Камешек попал в туфлю, он снял ее, вытряхнул и пошел дальше, не торопясь, почти наверное знал, что найдет эту женщину, увидит за первым же поворотом. И тропинка действительно повернула, превратилась в тропу... Никого. «Ау!» Эхо отозвалось. Неизвестно было, что кричать — «Вернитесь» или «Я за вами»? Она не знала его голоса, могла не отозваться, испугаться.
Он нашел ее на этой тропе, увидел издалека. Она оглянулась, стала быстро уходить от него; он догнал, задохнувшись...
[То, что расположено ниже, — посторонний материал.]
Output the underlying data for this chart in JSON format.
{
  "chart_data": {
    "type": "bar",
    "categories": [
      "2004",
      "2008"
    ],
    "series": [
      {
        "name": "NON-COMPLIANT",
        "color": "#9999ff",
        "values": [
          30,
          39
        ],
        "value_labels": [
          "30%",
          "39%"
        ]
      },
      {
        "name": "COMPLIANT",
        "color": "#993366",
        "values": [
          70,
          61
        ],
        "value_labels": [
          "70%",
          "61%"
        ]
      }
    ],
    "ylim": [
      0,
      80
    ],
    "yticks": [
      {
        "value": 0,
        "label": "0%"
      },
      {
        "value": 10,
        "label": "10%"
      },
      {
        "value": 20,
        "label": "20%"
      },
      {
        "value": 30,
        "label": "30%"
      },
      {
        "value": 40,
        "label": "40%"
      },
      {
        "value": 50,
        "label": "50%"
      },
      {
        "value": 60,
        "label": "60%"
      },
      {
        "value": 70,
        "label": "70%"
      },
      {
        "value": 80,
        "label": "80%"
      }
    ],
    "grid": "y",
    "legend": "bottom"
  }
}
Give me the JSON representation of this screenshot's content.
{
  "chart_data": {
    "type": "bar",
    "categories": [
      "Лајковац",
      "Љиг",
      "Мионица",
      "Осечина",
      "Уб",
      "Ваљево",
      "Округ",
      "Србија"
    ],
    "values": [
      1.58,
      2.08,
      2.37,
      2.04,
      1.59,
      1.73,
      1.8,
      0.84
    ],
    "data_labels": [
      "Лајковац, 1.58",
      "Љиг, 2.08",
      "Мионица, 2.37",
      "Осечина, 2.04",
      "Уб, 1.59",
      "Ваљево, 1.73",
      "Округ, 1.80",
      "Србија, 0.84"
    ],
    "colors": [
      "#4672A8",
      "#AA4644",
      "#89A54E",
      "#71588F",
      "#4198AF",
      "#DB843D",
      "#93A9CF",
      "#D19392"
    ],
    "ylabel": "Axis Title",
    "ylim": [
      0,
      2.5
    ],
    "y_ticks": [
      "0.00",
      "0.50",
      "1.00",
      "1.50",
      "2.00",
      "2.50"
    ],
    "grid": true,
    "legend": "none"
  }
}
Так он познакомился с Ириной — нашел замерзшую, закутавшуюся в шаль, накинувшуюся на него, когда он стал просить ее вернуться. Нашел и, не возвращаясь к тете Паше, уехал с ней на биостанцию, а оттуда в Москву. «Нашел в горах и не вернул владельцу», — объяснил он друзьям. С владельцем потом было много хлопот.
Боль прошла, и, как всегда, захотелось курить, но он дал себе слово — не курить по ночам. И не кашлять, тем более что он теперь не один. Лепестков рассказал ему историю самоубийства Черкашина, и он лежал теперь, думая о том, что жизнь этой молодой женщины, в сущности, похожа на его, сложную, уходящую и, несмотря ни на что, прекрасную жизнь. Это произошло почти одновременно — самоубийство Черкашина и его, Остроградского, арест и ссылка. Причина была, как ни странно, одна, или тот же человек, в руках которого соединились причины. Одни — для того чтобы Остроградского арестовали, а потом отправили в ссылку, где он много раз был близок к смерти, а другие — чтобы студент Черкашин бросился с одиннадцатого этажа и погиб сразу, без пыток. Все это кончилось вместе с той жизнью, которая ушла, как уходит поезд, простоявший много суток в буране, с заиндевевшими стенками, гремящий усталым железом, — и началась другая, тихая, в этой пустой даче, в лесу. Он счастливо дышал в темноте.